The Blue Jays (21-26) haven’t done that since April 19-21 when they took two of three from the Padres in San Diego, and the time to change that is now during a 13-game stretch featuring the White Sox, Tigers and Pirates.
While there’s plenty of runway remaining, it’s shortened by the fact they need a good run just to get themselves level.
“I was falling behind in counts so I think that's what led to the walks and stuff like that,” Kikuchi, who allowed five hits and three walks with six strikeouts, said through interpreter Yusuke Oshima. “I'm glad I kept the team in the game but at the end of the day, it's not that early anymore so just can't be content with getting the quality start.”

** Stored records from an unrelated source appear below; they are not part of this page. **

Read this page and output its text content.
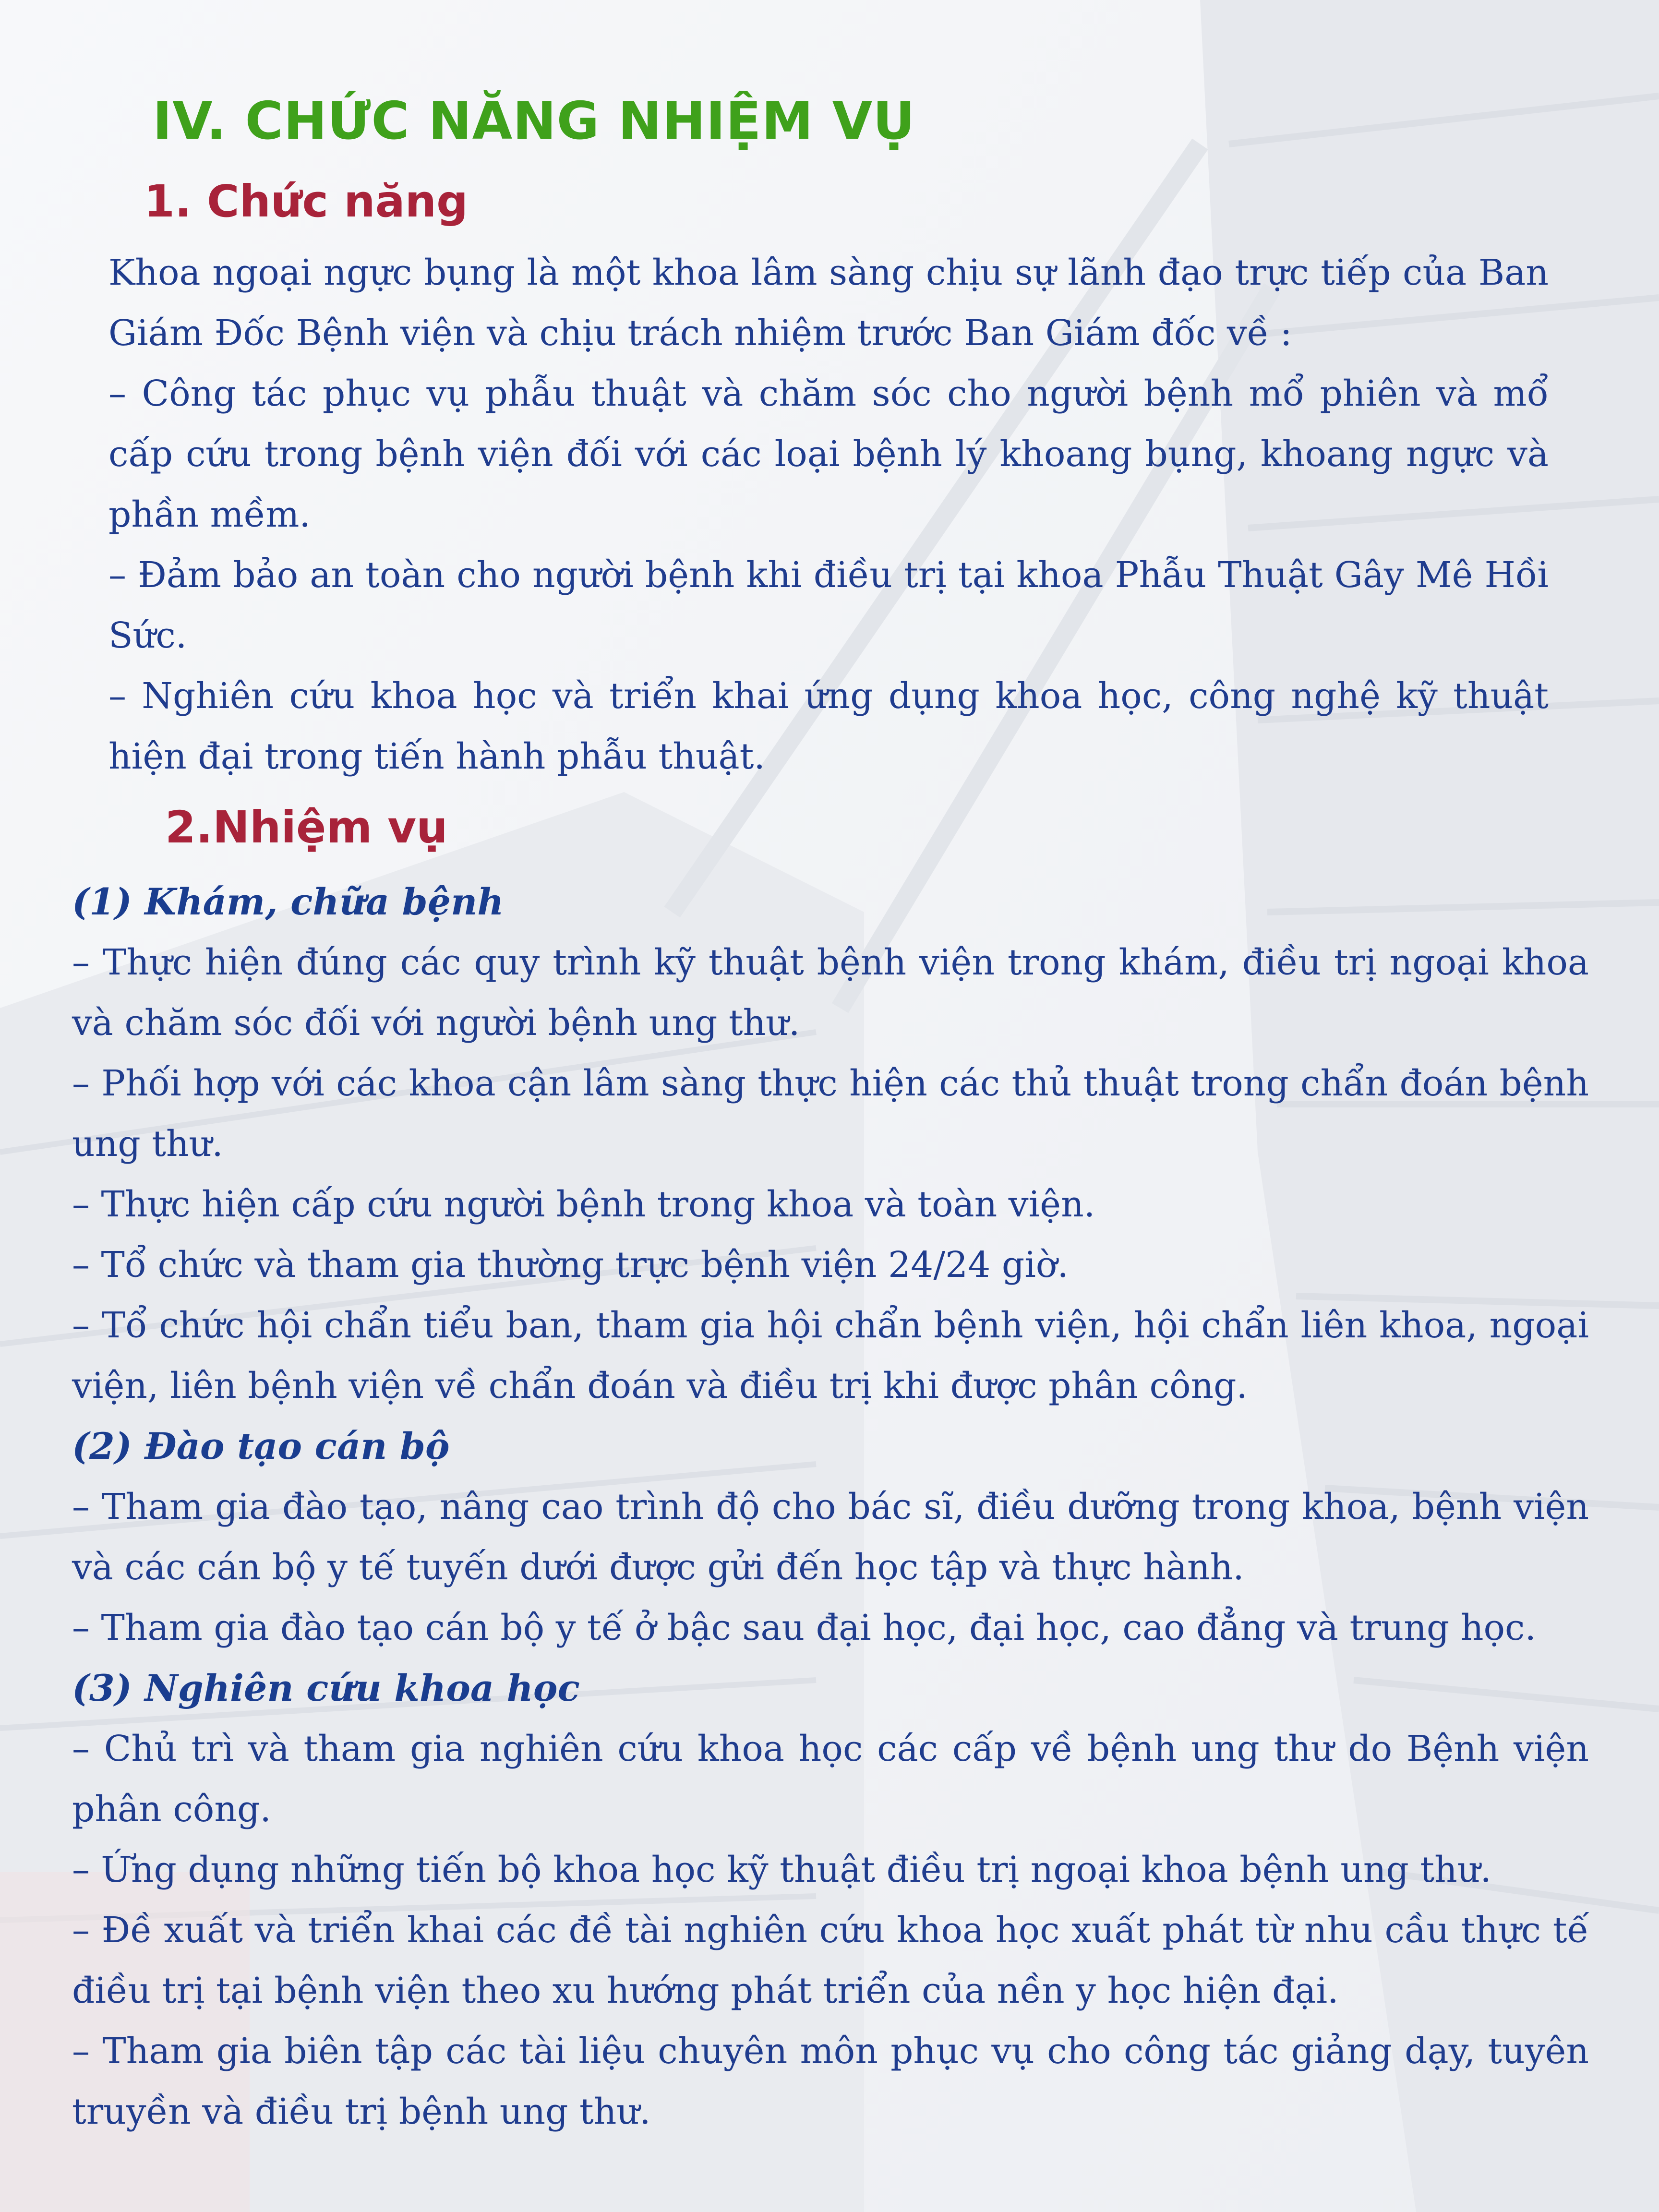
IV. CHỨC NĂNG NHIỆM VỤ
1. Chức năng

Khoa ngoại ngực bụng là một khoa lâm sàng chịu sự lãnh đạo trực tiếp của Ban Giám Đốc Bệnh viện và chịu trách nhiệm trước Ban Giám đốc về :

– Công tác phục vụ phẫu thuật và chăm sóc cho người bệnh mổ phiên và mổ cấp cứu trong bệnh viện đối với các loại bệnh lý khoang bụng, khoang ngực và phần mềm.

– Đảm bảo an toàn cho người bệnh khi điều trị tại khoa Phẫu Thuật Gây Mê Hồi Sức.

– Nghiên cứu khoa học và triển khai ứng dụng khoa học, công nghệ kỹ thuật hiện đại trong tiến hành phẫu thuật.

2.Nhiệm vụ

(1) Khám, chữa bệnh

– Thực hiện đúng các quy trình kỹ thuật bệnh viện trong khám, điều trị ngoại khoa và chăm sóc đối với người bệnh ung thư.

– Phối hợp với các khoa cận lâm sàng thực hiện các thủ thuật trong chẩn đoán bệnh ung thư.

– Thực hiện cấp cứu người bệnh trong khoa và toàn viện.

– Tổ chức và tham gia thường trực bệnh viện 24/24 giờ.

– Tổ chức hội chẩn tiểu ban, tham gia hội chẩn bệnh viện, hội chẩn liên khoa, ngoại viện, liên bệnh viện về chẩn đoán và điều trị khi được phân công.

(2) Đào tạo cán bộ

– Tham gia đào tạo, nâng cao trình độ cho bác sĩ, điều dưỡng trong khoa, bệnh viện và các cán bộ y tế tuyến dưới được gửi đến học tập và thực hành.

– Tham gia đào tạo cán bộ y tế ở bậc sau đại học, đại học, cao đẳng và trung học.

(3) Nghiên cứu khoa học

– Chủ trì và tham gia nghiên cứu khoa học các cấp về bệnh ung thư do Bệnh viện phân công.

– Ứng dụng những tiến bộ khoa học kỹ thuật điều trị ngoại khoa bệnh ung thư.

– Đề xuất và triển khai các đề tài nghiên cứu khoa học xuất phát từ nhu cầu thực tế điều trị tại bệnh viện theo xu hướng phát triển của nền y học hiện đại.

– Tham gia biên tập các tài liệu chuyên môn phục vụ cho công tác giảng dạy, tuyên truyền và điều trị bệnh ung thư.
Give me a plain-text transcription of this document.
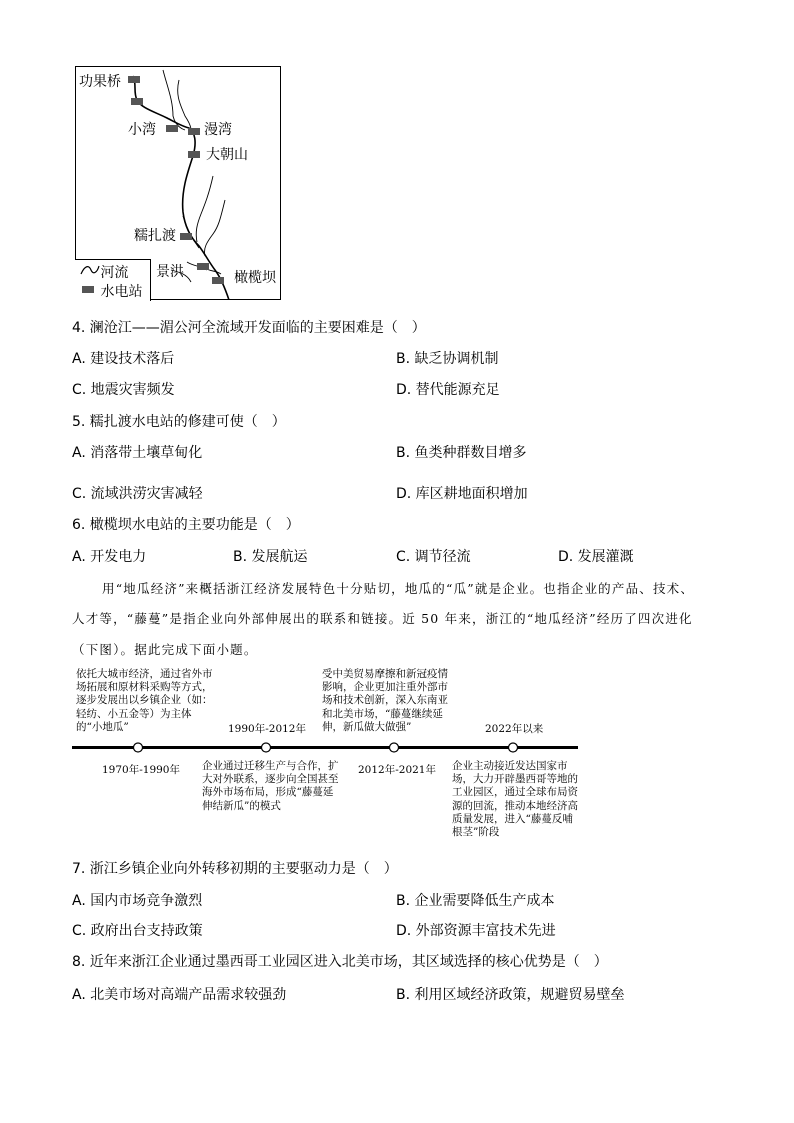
功果桥
小湾	漫湾
大朝山
糯扎渡
景洪	橄榄坝
河流
水电站
4. 澜沧江——湄公河全流域开发面临的主要困难是（　）
A. 建设技术落后	B. 缺乏协调机制
C. 地震灾害频发	D. 替代能源充足
5. 糯扎渡水电站的修建可使（　）
A. 消落带土壤草甸化	B. 鱼类种群数目增多
C. 流域洪涝灾害减轻	D. 库区耕地面积增加
6. 橄榄坝水电站的主要功能是（　）
A. 开发电力	B. 发展航运	C. 调节径流	D. 发展灌溉
用“地瓜经济”来概括浙江经济发展特色十分贴切，地瓜的“瓜”就是企业。也指企业的产品、技术、
人才等，“藤蔓”是指企业向外部伸展出的联系和链接。近 50 年来，浙江的“地瓜经济”经历了四次进化
（下图）。据此完成下面小题。
依托大城市经济，通过省外市场拓展和原材料采购等方式，逐步发展出以乡镇企业（如：轻纺、小五金等）为主体的“小地瓜”
1970年-1990年
1990年-2012年
企业通过迁移生产与合作，扩大对外联系，逐步向全国甚至海外市场布局，形成“藤蔓延伸结新瓜”的模式
受中美贸易摩擦和新冠疫情影响，企业更加注重外部市场和技术创新，深入东南亚和北美市场，“藤蔓继续延伸，新瓜做大做强”
2012年-2021年
2022年以来
企业主动接近发达国家市场，大力开辟墨西哥等地的工业园区，通过全球布局资源的回流，推动本地经济高质量发展，进入“藤蔓反哺根茎”阶段
7. 浙江乡镇企业向外转移初期的主要驱动力是（　）
A. 国内市场竞争激烈	B. 企业需要降低生产成本
C. 政府出台支持政策	D. 外部资源丰富技术先进
8. 近年来浙江企业通过墨西哥工业园区进入北美市场，其区域选择的核心优势是（　）
A. 北美市场对高端产品需求较强劲	B. 利用区域经济政策，规避贸易壁垒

Especially when the offence went dry again.
Four days after Tyler Alexander was perfect through his first 22 batters against them, electric lefty Crochet sat down his first 13 batters before Turner’s one-out double in the fifth.
Turner was stranded there and the Blue Jays left on an Ernie Clement single and Jansen walk in the sixth, too, as Crochet worked a third straight start without allowing a run.
Having game-planned so well for Erick Fedde on Monday, the Blue Jays couldn’t apply the same pressure to Crochet, who allowed four hard-hit balls but was never under duress.
Turner was an outlier, also working him a 10-pitch groundout in the second that nearly resulted in an infield hit. He also lined out to left in the seventh and “I thought the at-bats were way better just overall,” he said. “Recognizing, being on time, being able to get a good swing off, contact point was better.”
“Oh-for-30s suck, but you know it's going to flip,” Turner continued. “You've just got to keep working and trust the process and keep trying to get the right feels in the box, really. It's a crazy game. It's amazing how good you can feel one moment, and then you lose it at the snap of a finger, and then you've got to fight and work to get it back. Honestly, that's what I love about the game. If it was easy all the time, a lot more people would be doing it.”
For the Blue Jays, it continues to be hard all the time, with every little miss magnified.
The White Sox opened the scoring before a crowd of 28,176 in the second when Clement bounced a throw across the diamond on Korey Lee’s grounder for an error. Zach Remillard then sacrificed him to second, even though it looked like Kikuchi had ample time to get the lead out, and Nicky Lopez followed with a two-out single.
“I was a little shocked that he was not too far off first base,” said Kikuchi. “Instinctively, I thought maybe I could have gone to second base, but I just got the sure out there and went to first.”
Then in the fifth, Kikuchi issued a one-out walk to Andrew Vaughn, Eloy Jimenez crushed a double to left-centre at 109.8 m.p.h. and after a Paul DeJong strikeout, Corey Julks snuck a single up the middle to make it 3-0.
The White Sox further lowered their leverage in the eighth when Danny Mendick ripped a two-run double off Tim Mayza, who came on with two outs to face lefty Dominic Fletcher but instead walked him.
And so the Blue Jays are left to try and again begin a streak, reminded both of how much easier scoring runs can make their life and just how hard it is for them to score at all.